Эта жесткая формула трактовалась однозначно: под ее подпадает и создание подпольных антигосударственных группировок в целях подрыва конституционного строя, и изготовление, а также распространение антисоветских листовок и иных печатных материалов, и организация нелегальных типографий — одним словом, самые разнообразные правонарушения. Уже в перестроечное время на обсуждение Съезда народных депутатов СССР была вынесена новая редакция статьи 7 УК РСФСР, где была сделана попытка конкретизировать состав преступления. И что же? Съезд просто-напросто ограничил действие этой статьи новой редакцией: «Подлежат наказанию лишь те лица, которые публично призывают к свержению конституционного строя». Депутаты, доживавшие свой депутатский век, считали, что в наши дни таких призывов больше не будет. Своим решением съезд практически лишил конституционный строй юридической защиты.
Очень симптоматично, что возникшие после СССР новые государства, принимая поправки к своему законодательству, ввели в уголовные кодексы статьи, близкие по редакции к той, которую отверг общесоюзный съезд, и любопытно, что инициаторами таких поправок выступили бывшие народные депутаты СССР от союзных республик, которые раньше дружно возражали против указанного проекта на Всесоюзном съезде. Очевидно, своя рубашка оказалась ближе к телу.
Сделал это отступление лишь из желания сказать, как нелегко Ю.В. было противостоять нажиму стать на путь репрессий, которые далеко не способствовали, как казалось тем, кто их требовал, стабилизации обстановки в стране. К ней бы они (репрессии) не привели. Надо было глубоко и серьезно работать над устранением причин, порождавших негативные процессы в обществе, рождавших недоверие граждан к власти и к партии.
И Андропова весьма беспокоило то, что призывы к борьбе с идеологическими диверсиями, исходившие из ЦК КПСС, не подкреплялись практической работой.
Как-то он вдруг сказал мне: «Ты и твои подчиненные очень много выступают в различных аудиториях по проблемам идеологической борьбы, диверсий противника в этой сфере». Удивившись замечанию, ответил, что это вытекает из требований КГБ: «Советские граждане должны знать и о диверсиях и о наших мерах борьбы с ней». «Но ведь есть ЦК, его лекторы.

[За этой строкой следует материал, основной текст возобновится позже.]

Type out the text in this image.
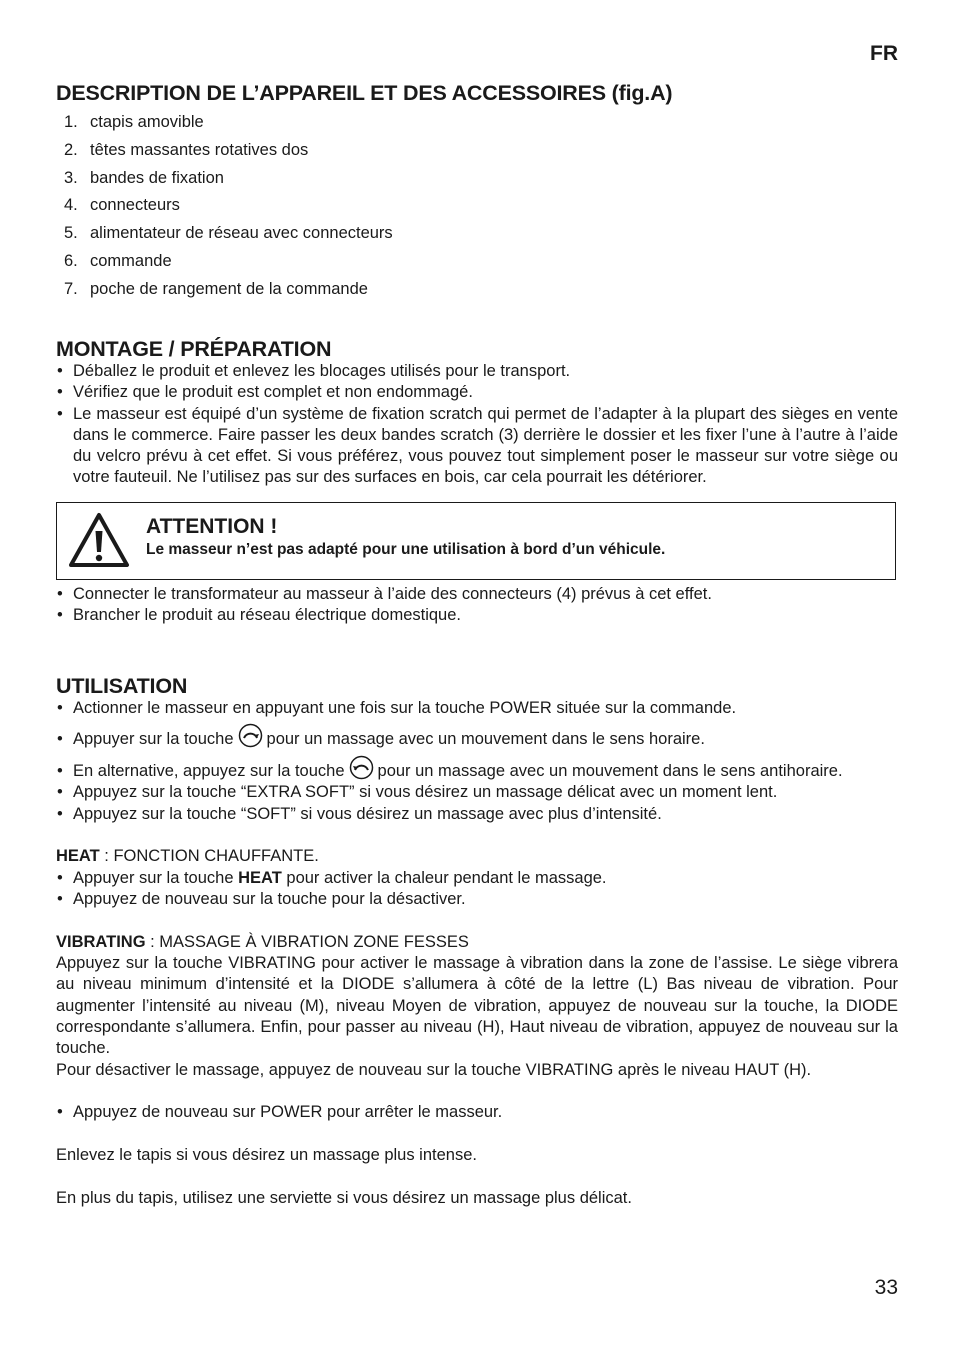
FR
DESCRIPTION DE L’APPAREIL ET DES ACCESSOIRES (fig.A)
1. ctapis amovible
2. têtes massantes rotatives dos
3. bandes de fixation
4. connecteurs
5. alimentateur de réseau avec connecteurs
6. commande
7. poche de rangement de la commande
MONTAGE / PRÉPARATION
• Déballez le produit et enlevez les blocages utilisés pour le transport.
• Vérifiez que le produit est complet et non endommagé.
• Le masseur est équipé d’un système de fixation scratch qui permet de l’adapter à la plupart des sièges en vente dans le commerce. Faire passer les deux bandes scratch (3) derrière le dossier et les fixer l’une à l’autre à l’aide du velcro prévu à cet effet. Si vous préférez, vous pouvez tout simplement poser le masseur sur votre siège ou votre fauteuil. Ne l’utilisez pas sur des surfaces en bois, car cela pourrait les détériorer.
ATTENTION !
Le masseur n’est pas adapté pour une utilisation à bord d’un véhicule.
• Connecter le transformateur au masseur à l’aide des connecteurs (4) prévus à cet effet.
• Brancher le produit au réseau électrique domestique.
UTILISATION
• Actionner le masseur en appuyant une fois sur la touche POWER située sur la commande.
• Appuyer sur la touche pour un massage avec un mouvement dans le sens horaire.
• En alternative, appuyez sur la touche pour un massage avec un mouvement dans le sens antihoraire.
• Appuyez sur la touche “EXTRA SOFT” si vous désirez un massage délicat avec un moment lent.
• Appuyez sur la touche “SOFT” si vous désirez un massage avec plus d’intensité.
HEAT : FONCTION CHAUFFANTE.
• Appuyer sur la touche HEAT pour activer la chaleur pendant le massage.
• Appuyez de nouveau sur la touche pour la désactiver.
VIBRATING : MASSAGE À VIBRATION ZONE FESSES
Appuyez sur la touche VIBRATING pour activer le massage à vibration dans la zone de l’assise. Le siège vibrera au niveau minimum d’intensité et la DIODE s’allumera à côté de la lettre (L) Bas niveau de vibration. Pour augmenter l’intensité au niveau (M), niveau Moyen de vibration, appuyez de nouveau sur la touche, la DIODE correspondante s’allumera. Enfin, pour passer au niveau (H), Haut niveau de vibration, appuyez de nouveau sur la touche.
Pour désactiver le massage, appuyez de nouveau sur la touche VIBRATING après le niveau HAUT (H).
• Appuyez de nouveau sur POWER pour arrêter le masseur.
Enlevez le tapis si vous désirez un massage plus intense.
En plus du tapis, utilisez une serviette si vous désirez un massage plus délicat.
33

Прежде всего они должны вести пропаганду и раскрывать суть идеологического противостояния. Твое же дело — оперативная работа в этой области, предотвращение диверсий чекистскими методами. Если надо, сходи к лекторам ЦК, поделись информацией».
Сходил, поделился и продолжал выступать, как и сотрудники руководимого мной коллектива. Андропов против этого не возражал.
Его вспышка была понятна. Он был озабочен инертностью ЦК партии в области идеологической работы, формальностью проводимых мероприятий, отсутствием активности на фронте так называемой «холодной войны». Предложения, идущие из КГБ на сей счет, по существу, не воспринимались и не имели должного реагирования.
Был, например, такой случай. В середине семидесятых годов в Эстонии стал заметен рост националистических настроений. Соответствующей реакции на это партийных органов Эстонии не было. Причиной тому было желание скрыть этот негативный процесс, свидетельствовавший о промахах в политико-воспитательной работе в республике. Замалчивали, не понимая того, что национализм разжигается и используется Западом в целях дестабилизации обстановки в Советском Союзе, разжигания межнациональной розни.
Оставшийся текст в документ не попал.